Save your lies.” He looked at the silken ties that bound his wrists.

“Purple looks good on ye. And that chain around your ankle is so rusted a quick kick would snap it off the wall. So the question is, why are ye still here? Buying time?”

Mickey opened his mouth to respond when Rowan added, “Again rhetorical.”

Rowan then gently took my arm to turn me away from Mickey as he lowered his voice. “I have a fair good reason why he’s here. Holly’s sobbing up in the artifacts room; I caught her on the stairs coming down.”

Eavesdropping, Mickey interjected, “That ungrateful hag—”

“Oye!” Rowan’s brow cleaved as if he couldn’t believe the decorum of the man in bondage ties—now I realized where I’d seen the silks before—and chained to the wall. “Have some pride, aye?”

“Pride? Pride?! I’m being detained like a prisoner.”

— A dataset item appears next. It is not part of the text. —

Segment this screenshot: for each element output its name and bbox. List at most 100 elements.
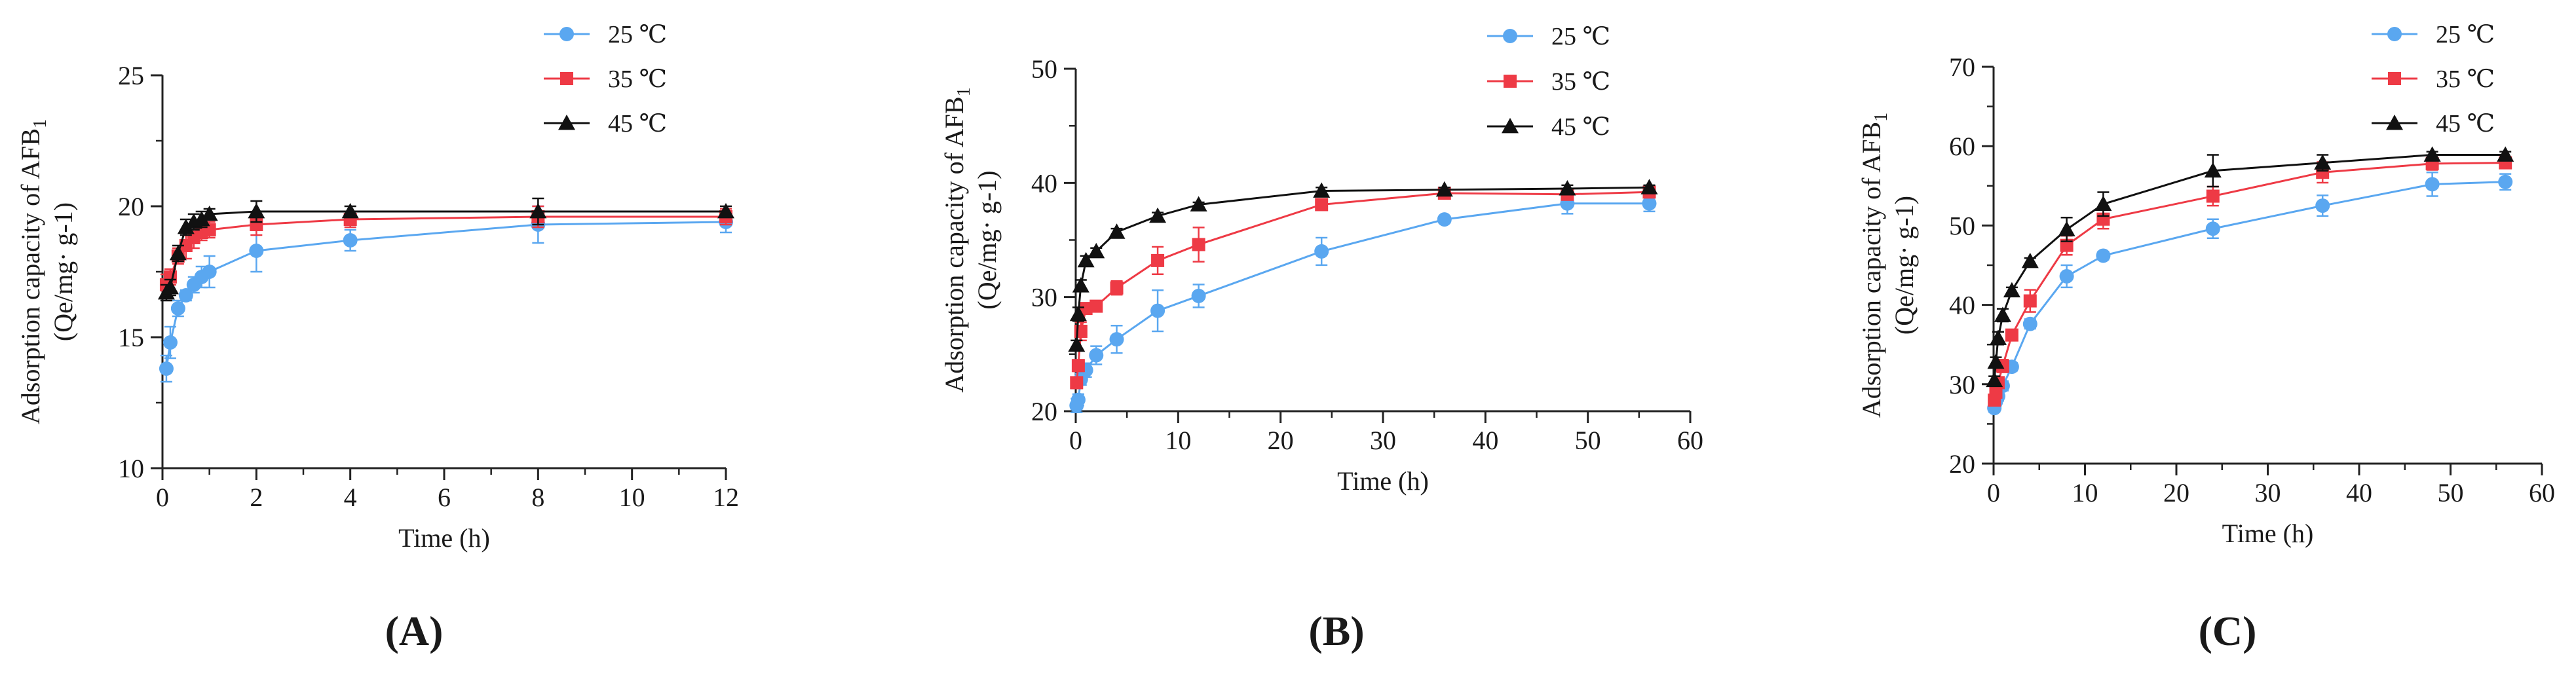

“Again, give it a kick and be done. I’ll walk ye up to the constable; there’s much to discuss on why you’re here. The Fund is mighty eager to get to the bottom of it as well.”

This had a subduing effect on Mickey, but his response was saturated with loathing. “Unchain me, and I’ll get out o’ everyone’s hair and not press charges.”

Rowan went to Mickey, slid his hand over his shoulders as if he were about to confide something to him, and softly said, “I’ve never been a big fan of ye after everything you’ve done; so how’s about I’ll not knock yer teeth out, and I will keep this door open in a show of good faith while we sort your story out, aye? ”

Mickey’s response was a molten glare.

“Aye, there’s a good lad.” Rowan patted his back.

Rowan and I found Holly in a crying jag to beat all crying jags upstairs at the table near the heavy boxy object I was going to uncover when I first heard Mickey. Tears ran out her eyes and nose and off her chin. Her eyes were red and swollen.

I rubbed her back. “What’s going on, Holl? He’s saying you locked him up?”

She looked up at Rowan and sputtered something that sounded like “So sorry…”

Rowan shrugged as if finding people tied up in the dungeon was something that still happened in modern times.

“Och, never mind it. After all he’s done…

Trying tae convince Cole tae break it off with me for payment from Charmaine, falsely claiming he was sent from the Fund just so he could nose about—”

“Taking the Ulfberht,” I added.

“I wish I’d done it. The stones it took to do it…” He shook his head and grinned at her. “Bella ad mortem. If we were still a skirmishing country and clan, Holly, I’d declare ye chieftain.”